Distal anastomosis new entry tears, not residual arch tears, correlate strongly with negative descending aorta remodelling and distal intervention after hemi-arch repair for DeBakey I aortic dissection. Therefore, additional strategies are warranted to prevent distal anastomosis new entry tears, a result of anastomotic technical challenge, during operative repair.

摘要

目的

主动脉弓撕裂,包括远端吻合口新破口和残余弓部撕裂,与Debakey I型主动脉夹层半弓修复术后的不良结局(假腔扩大、远端再次手术)相关。然而,尽管远端吻合口新破口和残余弓部撕裂的病因和预防策略不同,可能为手术管理提供依据,但尚无研究将二者作为独立个体进行比较。

方法

对一家三级转诊中心(1996 - 2021年)接受Debakey I型主动脉夹层半弓修复术的成年患者进行回顾性队列研究。我们纳入了术后首次高质量CT血管造影检查时存活且出院的患者。从首次高质量术后CT中收集远端吻合口新破口和残余弓部撕裂的指标。从半弓修复术前和术后的CT血管造影中收集最大主动脉直径(移植物远端)。

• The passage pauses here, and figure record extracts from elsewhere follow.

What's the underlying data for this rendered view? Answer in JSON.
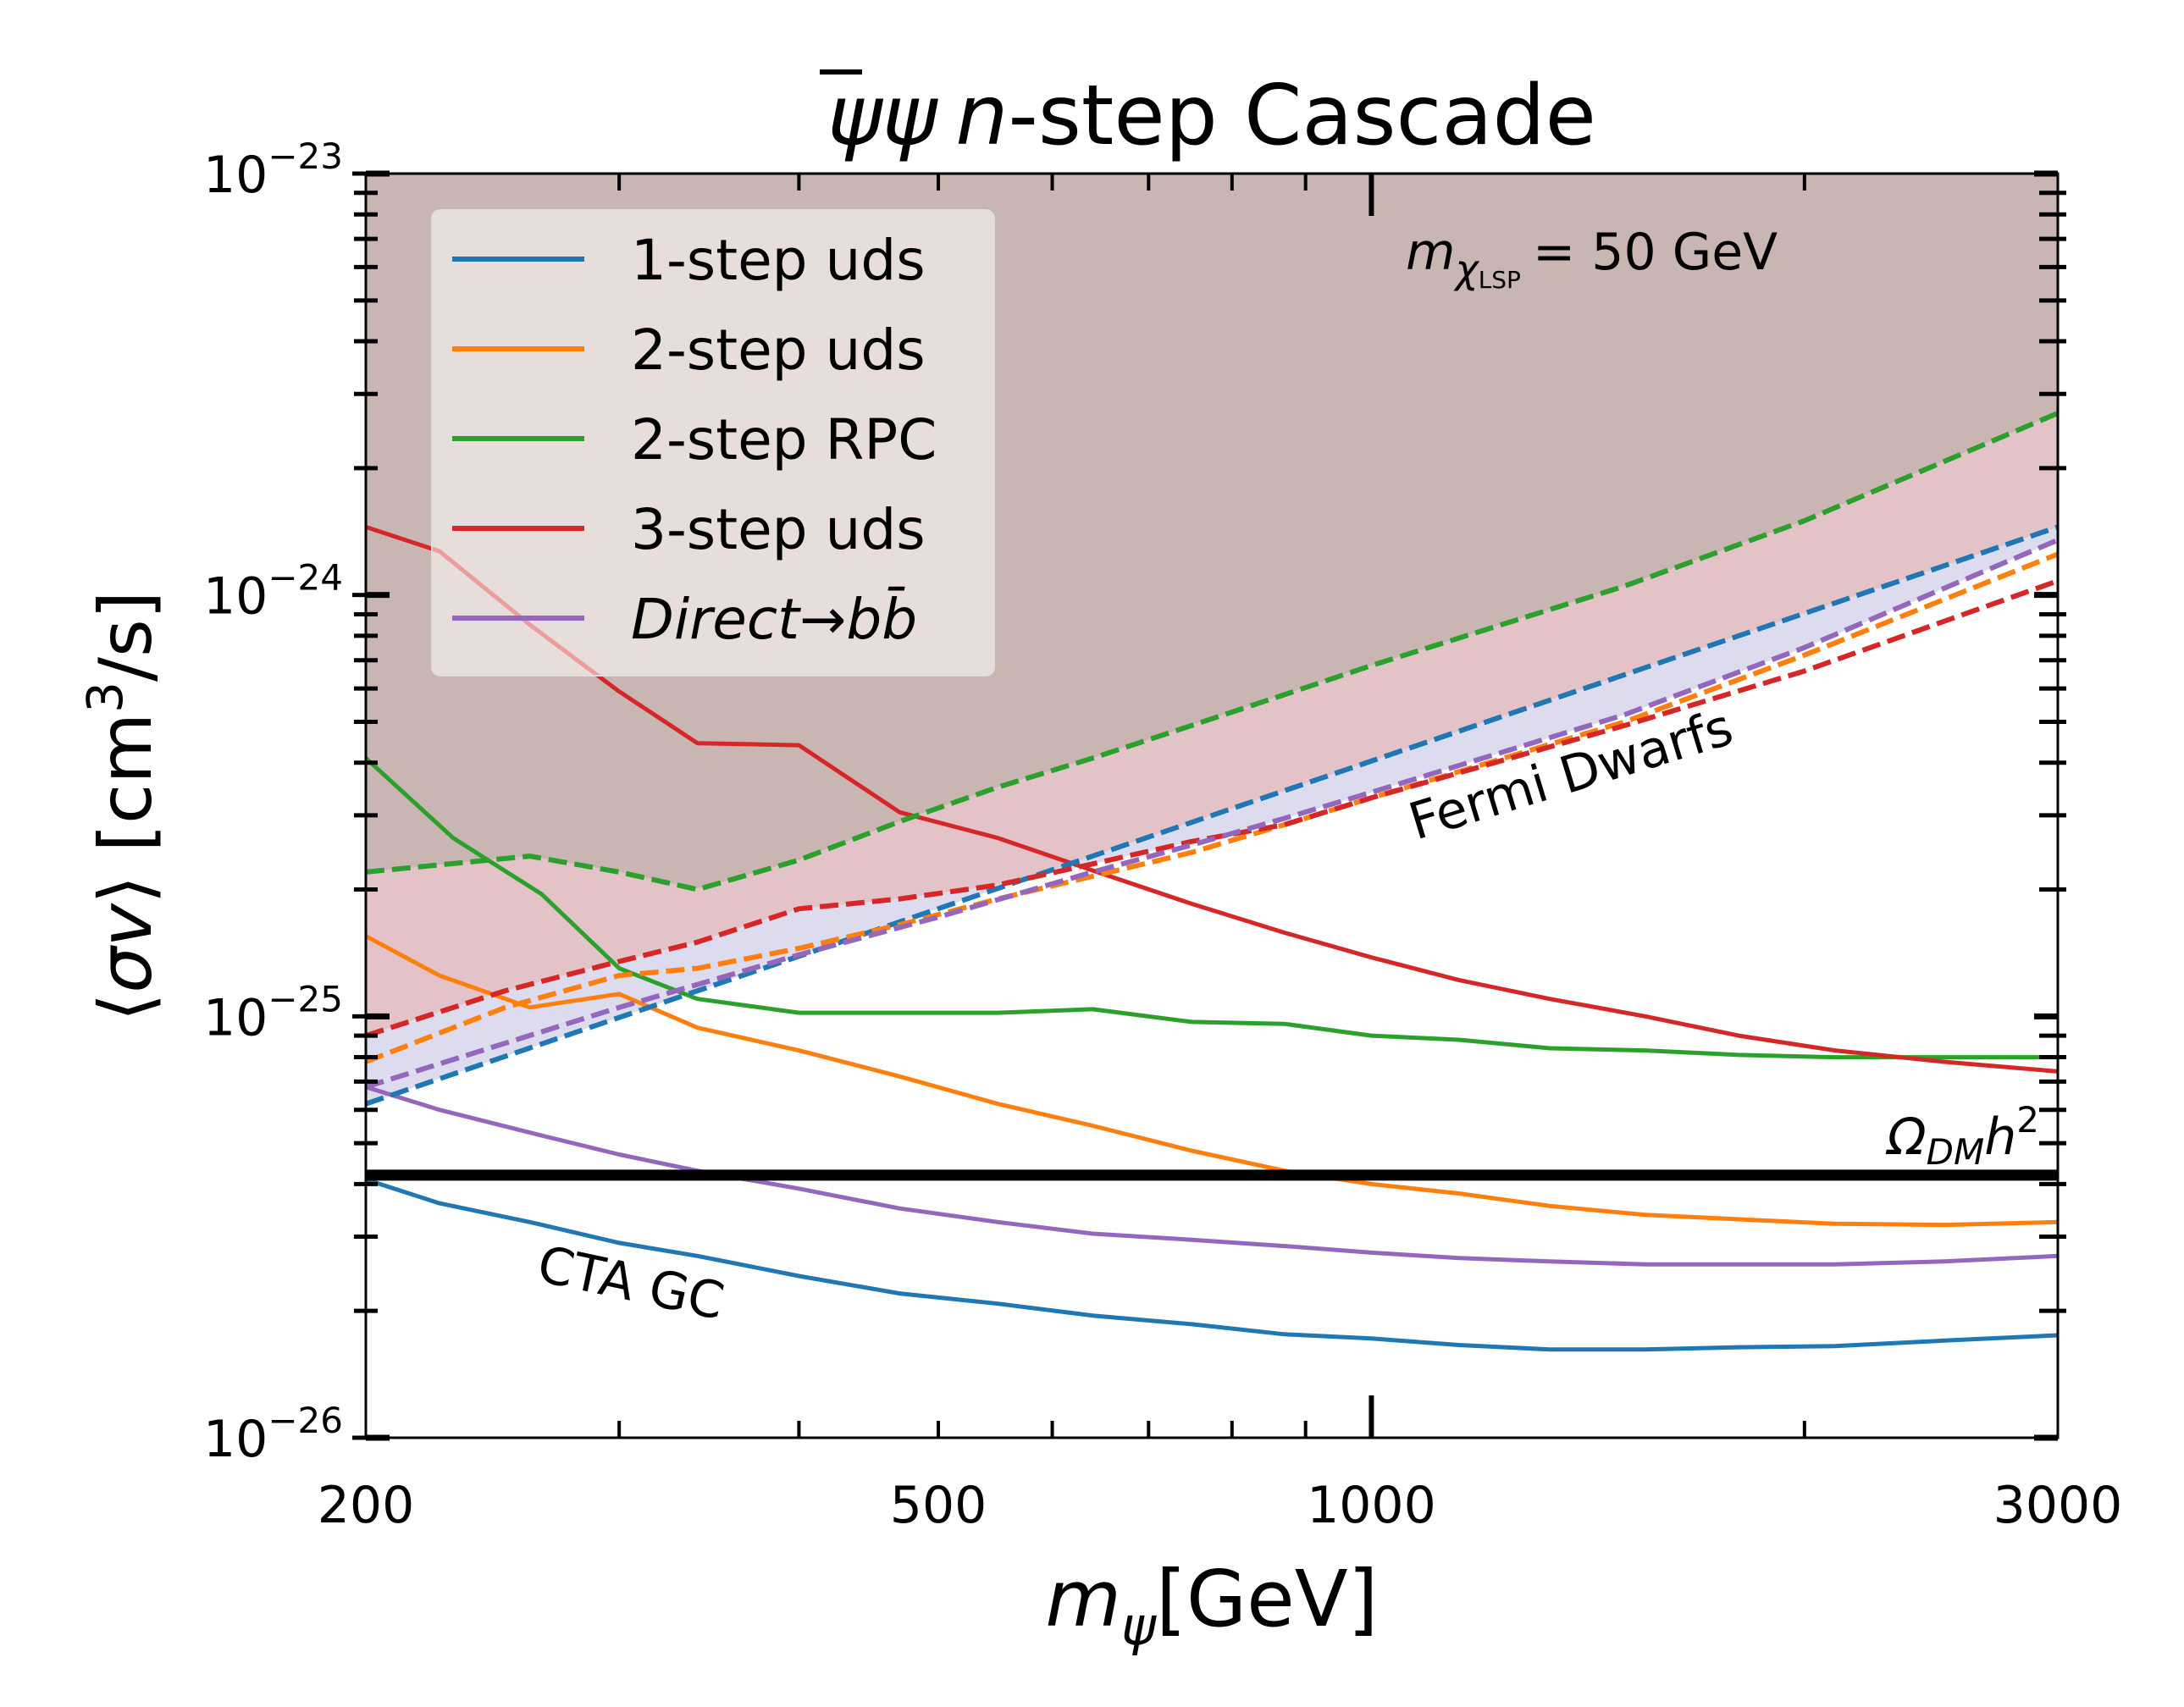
{
  "chart_data": {
    "type": "line",
    "title": "ψψ̄ n-step Cascade",
    "title_parts": {
      "psi": "ψ",
      "psibar": "ψ",
      "n": "n",
      "rest": "-step Cascade"
    },
    "xlabel": "mψ[GeV]",
    "xlabel_parts": {
      "m": "m",
      "sub": "ψ",
      "unit": "[GeV]"
    },
    "ylabel": "⟨σv⟩ [cm³/s]",
    "ylabel_parts": {
      "open": "⟨",
      "sv": "σv",
      "close": "⟩ [cm",
      "sup": "3",
      "unit": "/s]"
    },
    "xscale": "log",
    "yscale": "log",
    "xlim": [
      200,
      3000
    ],
    "ylim": [
      1e-26,
      1e-23
    ],
    "xticks": [
      {
        "value": 200,
        "label": "200"
      },
      {
        "value": 500,
        "label": "500"
      },
      {
        "value": 1000,
        "label": "1000"
      },
      {
        "value": 3000,
        "label": "3000"
      }
    ],
    "yticks": [
      {
        "value": 1e-26,
        "base": "10",
        "exp": "−26"
      },
      {
        "value": 1e-25,
        "base": "10",
        "exp": "−25"
      },
      {
        "value": 1e-24,
        "base": "10",
        "exp": "−24"
      },
      {
        "value": 1e-23,
        "base": "10",
        "exp": "−23"
      }
    ],
    "annotation_mass": {
      "m": "m",
      "chi": "χ",
      "lsp": "LSP",
      "eq": "= 50 GeV"
    },
    "annotation_fermi": "Fermi Dwarfs",
    "annotation_cta": "CTA GC",
    "relic_line": {
      "value": 4.2e-26,
      "label_omega": "Ω",
      "label_dm": "DM",
      "label_h": "h",
      "label_sup": "2"
    },
    "colors": {
      "blue": "#1f77b4",
      "orange": "#ff7f0e",
      "green": "#2ca02c",
      "red": "#d62728",
      "purple": "#9467bd",
      "excluded_fill": "#c9b6b2",
      "pink_fill": "#e3c3c8",
      "lavender_fill": "#dcdcee",
      "black": "#000000"
    },
    "legend": {
      "location": "upper-left",
      "entries": [
        {
          "label": "1-step uds",
          "color": "#1f77b4"
        },
        {
          "label": "2-step uds",
          "color": "#ff7f0e"
        },
        {
          "label": "2-step RPC",
          "color": "#2ca02c"
        },
        {
          "label": "3-step uds",
          "color": "#d62728"
        },
        {
          "label_direct": "Direct",
          "label_arrow": "→",
          "label_bb": "bb̄",
          "color": "#9467bd"
        }
      ]
    },
    "series": [
      {
        "name": "1-step uds",
        "dataset": "CTA GC",
        "style": "solid",
        "color": "#1f77b4",
        "x": [
          200,
          225,
          260,
          300,
          340,
          400,
          470,
          550,
          640,
          750,
          870,
          1000,
          1150,
          1330,
          1550,
          1800,
          2100,
          2500,
          3000
        ],
        "y": [
          4.1e-26,
          3.6e-26,
          3.25e-26,
          2.9e-26,
          2.7e-26,
          2.42e-26,
          2.2e-26,
          2.08e-26,
          1.95e-26,
          1.86e-26,
          1.76e-26,
          1.72e-26,
          1.66e-26,
          1.62e-26,
          1.62e-26,
          1.64e-26,
          1.65e-26,
          1.7e-26,
          1.75e-26
        ]
      },
      {
        "name": "2-step uds",
        "dataset": "CTA GC",
        "style": "solid",
        "color": "#ff7f0e",
        "x": [
          200,
          225,
          260,
          300,
          340,
          400,
          470,
          550,
          640,
          750,
          870,
          1000,
          1150,
          1330,
          1550,
          1800,
          2100,
          2500,
          3000
        ],
        "y": [
          1.55e-25,
          1.25e-25,
          1.05e-25,
          1.13e-25,
          9.4e-26,
          8.3e-26,
          7.2e-26,
          6.2e-26,
          5.5e-26,
          4.8e-26,
          4.3e-26,
          4e-26,
          3.8e-26,
          3.55e-26,
          3.38e-26,
          3.3e-26,
          3.22e-26,
          3.2e-26,
          3.25e-26
        ]
      },
      {
        "name": "2-step RPC",
        "dataset": "CTA GC",
        "style": "solid",
        "color": "#2ca02c",
        "x": [
          200,
          230,
          265,
          300,
          340,
          400,
          470,
          550,
          640,
          750,
          870,
          1000,
          1150,
          1330,
          1550,
          1800,
          2100,
          2500,
          3000
        ],
        "y": [
          4.1e-25,
          2.65e-25,
          1.95e-25,
          1.3e-25,
          1.1e-25,
          1.02e-25,
          1.02e-25,
          1.02e-25,
          1.04e-25,
          9.7e-26,
          9.6e-26,
          9e-26,
          8.8e-26,
          8.4e-26,
          8.3e-26,
          8.1e-26,
          8e-26,
          8e-26,
          8e-26
        ]
      },
      {
        "name": "3-step uds",
        "dataset": "CTA GC",
        "style": "solid",
        "color": "#d62728",
        "x": [
          200,
          225,
          260,
          300,
          340,
          400,
          470,
          550,
          640,
          750,
          870,
          1000,
          1150,
          1330,
          1550,
          1800,
          2100,
          2500,
          3000
        ],
        "y": [
          1.45e-24,
          1.27e-24,
          8.5e-25,
          5.9e-25,
          4.45e-25,
          4.4e-25,
          3.05e-25,
          2.65e-25,
          2.22e-25,
          1.85e-25,
          1.58e-25,
          1.38e-25,
          1.22e-25,
          1.1e-25,
          1e-25,
          9e-26,
          8.3e-26,
          7.8e-26,
          7.4e-26
        ]
      },
      {
        "name": "Direct→bb̄",
        "dataset": "CTA GC",
        "style": "solid",
        "color": "#9467bd",
        "x": [
          200,
          225,
          260,
          300,
          340,
          400,
          470,
          550,
          640,
          750,
          870,
          1000,
          1150,
          1330,
          1550,
          1800,
          2100,
          2500,
          3000
        ],
        "y": [
          6.8e-26,
          6e-26,
          5.3e-26,
          4.7e-26,
          4.3e-26,
          3.9e-26,
          3.5e-26,
          3.25e-26,
          3.05e-26,
          2.95e-26,
          2.85e-26,
          2.75e-26,
          2.67e-26,
          2.62e-26,
          2.58e-26,
          2.58e-26,
          2.58e-26,
          2.62e-26,
          2.7e-26
        ]
      },
      {
        "name": "1-step uds",
        "dataset": "Fermi Dwarfs",
        "style": "dashed",
        "color": "#1f77b4",
        "x": [
          200,
          3000
        ],
        "y": [
          6.2e-26,
          1.45e-24
        ]
      },
      {
        "name": "2-step uds",
        "dataset": "Fermi Dwarfs",
        "style": "dashed",
        "color": "#ff7f0e",
        "x": [
          200,
          250,
          300,
          340,
          400,
          470,
          550,
          640,
          750,
          870,
          1000,
          1500,
          2000,
          3000
        ],
        "y": [
          7.8e-26,
          1.05e-25,
          1.25e-25,
          1.3e-25,
          1.45e-25,
          1.65e-25,
          1.9e-25,
          2.15e-25,
          2.45e-25,
          2.85e-25,
          3.3e-25,
          5e-25,
          7.2e-25,
          1.25e-24
        ]
      },
      {
        "name": "2-step RPC",
        "dataset": "Fermi Dwarfs",
        "style": "dashed",
        "color": "#2ca02c",
        "x": [
          200,
          260,
          300,
          340,
          400,
          470,
          550,
          640,
          750,
          870,
          1000,
          1500,
          2000,
          3000
        ],
        "y": [
          2.2e-25,
          2.4e-25,
          2.2e-25,
          2e-25,
          2.35e-25,
          2.9e-25,
          3.5e-25,
          4.1e-25,
          4.9e-25,
          5.8e-25,
          6.8e-25,
          1.05e-24,
          1.5e-24,
          2.7e-24
        ]
      },
      {
        "name": "3-step uds",
        "dataset": "Fermi Dwarfs",
        "style": "dashed",
        "color": "#d62728",
        "x": [
          200,
          250,
          300,
          340,
          400,
          470,
          550,
          640,
          750,
          870,
          1000,
          1500,
          2000,
          3000
        ],
        "y": [
          9e-26,
          1.15e-25,
          1.35e-25,
          1.5e-25,
          1.8e-25,
          1.9e-25,
          2.05e-25,
          2.3e-25,
          2.6e-25,
          2.85e-25,
          3.3e-25,
          4.9e-25,
          6.6e-25,
          1.08e-24
        ]
      },
      {
        "name": "Direct→bb̄",
        "dataset": "Fermi Dwarfs",
        "style": "dashed",
        "color": "#9467bd",
        "x": [
          200,
          300,
          400,
          500,
          640,
          750,
          870,
          1000,
          1500,
          2000,
          3000
        ],
        "y": [
          6.8e-26,
          1.05e-25,
          1.4e-25,
          1.72e-25,
          2.2e-25,
          2.55e-25,
          2.95e-25,
          3.4e-25,
          5.2e-25,
          7.5e-25,
          1.35e-24
        ]
      }
    ]
  }
}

检查远端吻合口新破口和残余弓部撕裂的存在情况及影像学特征,以预测假腔扩大和远端主动脉干预。

结果

我们纳入了272例患者,24.5%(69例)有远端吻合口新破口,多变量分析显示其与术后降主动脉直径变化+6.2 mm相关(95%置信区间[CI]:4.5,7.9),且远端干预风险更高,风险比为3.24(95% CI:1.57,6.68);残余弓部撕裂无显著相关性,风险比为0.72(95% CI:0.28,1.83)。位于大弯侧而非小弯侧的远端吻合口新破口(58%对42%,P = 0.044)更可能导致再次手术(45%对17%,P = 0.033)。

结论

对于Debakey I型主动脉夹层半弓修复术,远端吻合口新破口而非残余弓部撕裂与降主动脉不良重塑和远端干预密切相关。因此,在手术修复过程中,有必要采取额外策略来预防远端吻合口新破口,这是吻合技术挑战导致的结果。